ELVIS COSTELLO BREAKS YOUR HEART

This fan video of Elvis Costello's beautiful song "Indoor Fireworks"  was posted on Facebook the other day, and there came along a dissenting voice in the comment stream that Costello was anti-women. Not an atypical response to Costello's work, his early albums especially, and none too subtle either. The conversation got to the point where the Costello critic remarked that the intensity and persistence of songs about anger, rage, and hatred revealed a homoerotic tension.

Indoor Fireworks
We play these parlour games
 We play at make believe When we get to the part where I say that I'm going to leave Everybody loves a happy ending but we don't even try We go straight past pretending To the part where everybody loves to cry (chorus) Indoor fireworks Can still burn your fingers Indoor fireworks We swore we were safe as houses They're not so spectacular They don't burn up in the sky But they can dazzle or delight Or bring a tear When the smoke gets in your eyes You were the spice of life The gin in my vermouth And though the sparks would fly I thought our love was fireproof Sometimes we'd fight in public darling With very little cause But different kinds of sparks would fly When we got on our own behind closed doors (chorus) It's time to tell the truth These things have to be faced My fuse is burning out And all that powder's gone to waste Don't think for a moment dear that we'll ever be through I'll build a bonfire of my dreams And burn a broken effigy of me and you 

Elvis Costello is not anti-woman, as any number of love ballads from his prolific pen attest; one might as well say that Dylan is anti-woman, or John Lennon  (for "Run for Your Life") for that matter. People seem to have a hard time when a lyricist goes beyond the usual ABCs of love songs and explores the darker issues, the sources of anger, the true sting of friction between two people. The point is not to make the listener comfortable with some warmed-over platitudes about true love and the heartbreak of it all, but to have the listener recognize the conflicting passions in themselves and to grapple with their own demons. His aim is true. You are ignoring huge swaths of Costello's work which, although noted for its anger and recrimination of failed relationships, has also shown a plenitude of emotional perspectives. I don't know about homoerotic tensions as it applies to his work--it is a reach (and not a reach around) to say that his aggressively male viewpoint in his early tunes hints at a gross case of denial and submersion. It is more accurate and more coherent and less obfuscating to say that his anger is the product of a young man who nursed his hurts, as young males are won't do.I would offer up that Costello doesn't sugarcoat the emotions that most of us are prey to with the contrived resolutions that make discussing this thing acceptable in mixed company. 
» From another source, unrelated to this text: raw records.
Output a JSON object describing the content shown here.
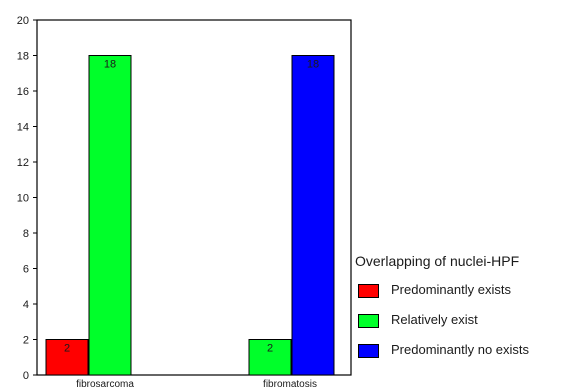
{
  "chart_data": {
    "type": "bar",
    "categories": [
      "fibrosarcoma",
      "fibromatosis"
    ],
    "series": [
      {
        "name": "Predominantly exists",
        "color": "#ff0000",
        "values": [
          2,
          0
        ]
      },
      {
        "name": "Relatively exist",
        "color": "#00ff2a",
        "values": [
          18,
          2
        ]
      },
      {
        "name": "Predominantly no exists",
        "color": "#0000ff",
        "values": [
          0,
          18
        ]
      }
    ],
    "data_labels": [
      [
        "2",
        null
      ],
      [
        "18",
        "2"
      ],
      [
        null,
        "18"
      ]
    ],
    "yticks": [
      0,
      2,
      4,
      6,
      8,
      10,
      12,
      14,
      16,
      18,
      20
    ],
    "ylim": [
      0,
      20
    ],
    "grid": false,
    "legend": {
      "title": "Overlapping of nuclei-HPF",
      "placement": "right"
    }
  }
}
This is not Ricky Nelson's neighborhood; Costello, following no less an example than Dylan (and Lennon) creates another metaphorical system over the ache and anger, something closer to the truth. Art is meant to create catharsis, to raise the first thing we garner from an introductory aesthetics lecture, and catharsis is something that Costello creates more often than not. But we have to examine the work further in light of an accusation that Costello is a misogynist by default. He, or his narrators, indicts himself/ themselves in a good many of the songs from the period, and as his career progressed and he got older, his lyric stances in terms of relationships became broader, more nuanced. The song in question, "Indoor Fireworks", shows this, as he speaks in terms of "we", "us", et al. Costello's narrative concept of problematic relationships became much more subtle, centering on the notion that relationships/unions/marriages work out or fail on the energies, talents, expectations and willingness (or lack of willingness) on the part of two people.